The Boone Area Chamber of Commerce is doing its part to help local businesses announce any changes to their store hours, operations such as curbside pickup at restaurants, online payments, delivery options and temporary closings. All of that information can be found at boonechamber.com/localresponse. The chamber also launched a #KeepBooneHealthy campaign to bring awareness to important public information surrounding the virus.

“It also helps rally people to make as many local purchasing decisions as possible during this time period. Many businesses have communicated procedural and operational changes over the weekend. Using this hashtag is a way we can aggregate the efforts of all of our small businesses to maintain healthy environments for their staff and customers,” said David Jackson, President/CEO of the Boone Area Chamber of Commerce.

In addition to the efforts to boost local businesses across the High Country, the chamber is seeking anyone interested in volunteering their time to help out local establishments that might be in need.

“As you can imagine, there are numerous needs for volunteers and support throughout our community. As you all know, many of our small businesses run on very thin margins at this time of year. With App State students and faculty off campus for the foreseeable future, any additional volume we can help generate through our local community would be greatly appreciated, provided it is done in a safe and responsible manner from a health standpoint. Many local agencies and non-profits are spending time and resources to ensure the health and safety of our most vulnerable populations. If you, your staff or your family, are interested in any volunteer opportunities during this time, please let us know.
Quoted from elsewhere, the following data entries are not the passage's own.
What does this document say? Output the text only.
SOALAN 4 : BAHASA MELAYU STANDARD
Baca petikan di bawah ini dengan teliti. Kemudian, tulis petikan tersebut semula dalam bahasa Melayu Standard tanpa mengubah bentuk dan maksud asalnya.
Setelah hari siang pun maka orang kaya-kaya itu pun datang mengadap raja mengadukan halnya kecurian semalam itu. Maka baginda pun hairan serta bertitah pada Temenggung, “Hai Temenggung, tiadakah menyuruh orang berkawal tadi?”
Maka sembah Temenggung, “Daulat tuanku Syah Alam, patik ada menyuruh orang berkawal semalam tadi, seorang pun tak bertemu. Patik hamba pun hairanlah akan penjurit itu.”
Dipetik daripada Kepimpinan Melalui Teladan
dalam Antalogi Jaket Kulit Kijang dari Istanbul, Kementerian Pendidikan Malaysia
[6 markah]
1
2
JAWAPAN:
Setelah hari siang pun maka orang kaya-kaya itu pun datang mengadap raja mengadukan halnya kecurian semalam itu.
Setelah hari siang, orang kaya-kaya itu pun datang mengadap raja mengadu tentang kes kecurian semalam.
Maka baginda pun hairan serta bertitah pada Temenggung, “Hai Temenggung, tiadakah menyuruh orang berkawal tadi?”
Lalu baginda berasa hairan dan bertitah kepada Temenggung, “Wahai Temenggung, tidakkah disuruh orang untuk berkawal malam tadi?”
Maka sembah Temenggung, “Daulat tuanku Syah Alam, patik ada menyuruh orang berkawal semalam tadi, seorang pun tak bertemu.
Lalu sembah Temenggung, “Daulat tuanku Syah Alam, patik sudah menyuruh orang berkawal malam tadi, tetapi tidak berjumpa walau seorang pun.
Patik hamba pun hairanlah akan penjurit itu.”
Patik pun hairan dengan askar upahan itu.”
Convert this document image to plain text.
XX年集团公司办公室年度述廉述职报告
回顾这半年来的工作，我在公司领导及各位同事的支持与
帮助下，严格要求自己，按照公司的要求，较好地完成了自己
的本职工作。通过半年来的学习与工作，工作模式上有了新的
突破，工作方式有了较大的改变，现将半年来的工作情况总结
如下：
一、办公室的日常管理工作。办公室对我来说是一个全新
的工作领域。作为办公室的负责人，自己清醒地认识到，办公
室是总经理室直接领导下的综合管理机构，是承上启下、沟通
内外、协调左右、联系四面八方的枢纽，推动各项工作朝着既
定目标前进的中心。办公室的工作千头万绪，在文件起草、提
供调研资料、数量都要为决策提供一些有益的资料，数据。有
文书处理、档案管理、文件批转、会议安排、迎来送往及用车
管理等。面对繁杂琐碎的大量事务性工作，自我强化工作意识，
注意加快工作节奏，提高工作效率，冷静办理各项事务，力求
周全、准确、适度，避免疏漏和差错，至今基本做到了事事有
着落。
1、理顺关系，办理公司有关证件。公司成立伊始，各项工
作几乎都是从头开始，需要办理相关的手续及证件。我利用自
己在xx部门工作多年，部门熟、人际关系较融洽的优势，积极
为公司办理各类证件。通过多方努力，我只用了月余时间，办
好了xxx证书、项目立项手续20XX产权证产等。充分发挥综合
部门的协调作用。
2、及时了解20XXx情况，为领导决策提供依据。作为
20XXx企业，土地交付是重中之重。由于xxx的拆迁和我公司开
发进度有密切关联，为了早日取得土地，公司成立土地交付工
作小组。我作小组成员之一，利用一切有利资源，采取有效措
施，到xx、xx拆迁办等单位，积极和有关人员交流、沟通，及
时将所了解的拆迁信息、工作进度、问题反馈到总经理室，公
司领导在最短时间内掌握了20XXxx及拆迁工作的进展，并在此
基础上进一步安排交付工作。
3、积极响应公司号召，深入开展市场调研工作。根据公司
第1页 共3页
We are compiling a list to share with our local school system and various non-profit agencies of willing businesses that would like to lend a helping hand,” said Jackson. “In this time of difficult news and mass change, one thing has remained consistent—the compassion shown by the residents of the High Country. There have been so many heartwarming stories of outreach and support already. We know that as the next hours, days and weeks bring more change, we will be able to count on our community to step forward and provide assistance.”
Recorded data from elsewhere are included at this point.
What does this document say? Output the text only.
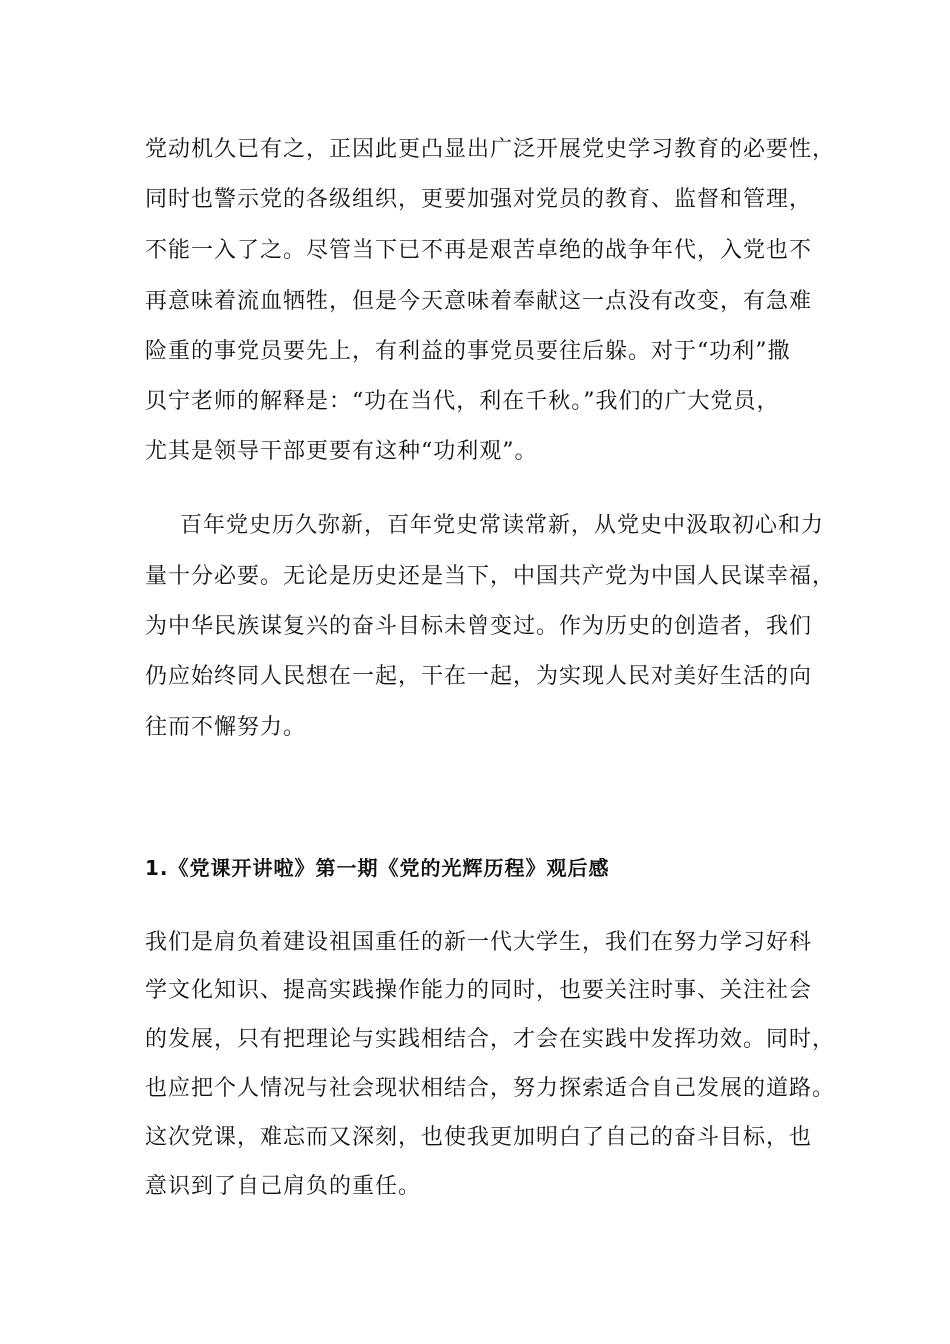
党动机久已有之，正因此更凸显出广泛开展党史学习教育的必要性，
同时也警示党的各级组织，更要加强对党员的教育、监督和管理，
不能一入了之。尽管当下已不再是艰苦卓绝的战争年代，入党也不
再意味着流血牺牲，但是今天意味着奉献这一点没有改变，有急难
险重的事党员要先上，有利益的事党员要往后躲。对于“功利”撒
贝宁老师的解释是：“功在当代，利在千秋。”我们的广大党员，
尤其是领导干部更要有这种“功利观”。
百年党史历久弥新，百年党史常读常新，从党史中汲取初心和力
量十分必要。无论是历史还是当下，中国共产党为中国人民谋幸福，
为中华民族谋复兴的奋斗目标未曾变过。作为历史的创造者，我们
仍应始终同人民想在一起，干在一起，为实现人民对美好生活的向
往而不懈努力。
1.《党课开讲啦》第一期《党的光辉历程》观后感
我们是肩负着建设祖国重任的新一代大学生，我们在努力学习好科
学文化知识、提高实践操作能力的同时，也要关注时事、关注社会
的发展，只有把理论与实践相结合，才会在实践中发挥功效。同时，
也应把个人情况与社会现状相结合，努力探索适合自己发展的道路。
这次党课，难忘而又深刻，也使我更加明白了自己的奋斗目标，也
意识到了自己肩负的重任。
To further plan for the potential economic hit small businesses will take during this rough time, Governor Roy Cooper has requested a disaster declaration from the U.S. Small Business Administration. If this declaration is granted, small business owners would be able to receive disaster loans to help with financial obligations and operating expenses.

“I’m asking the SBA for assistance so we can get relief to help business owners in our state weather the economic impacts of COVID-19,” said Governor Cooper. “We know that the new Coronavirus is already impacting businesses and this financial assistance will help.”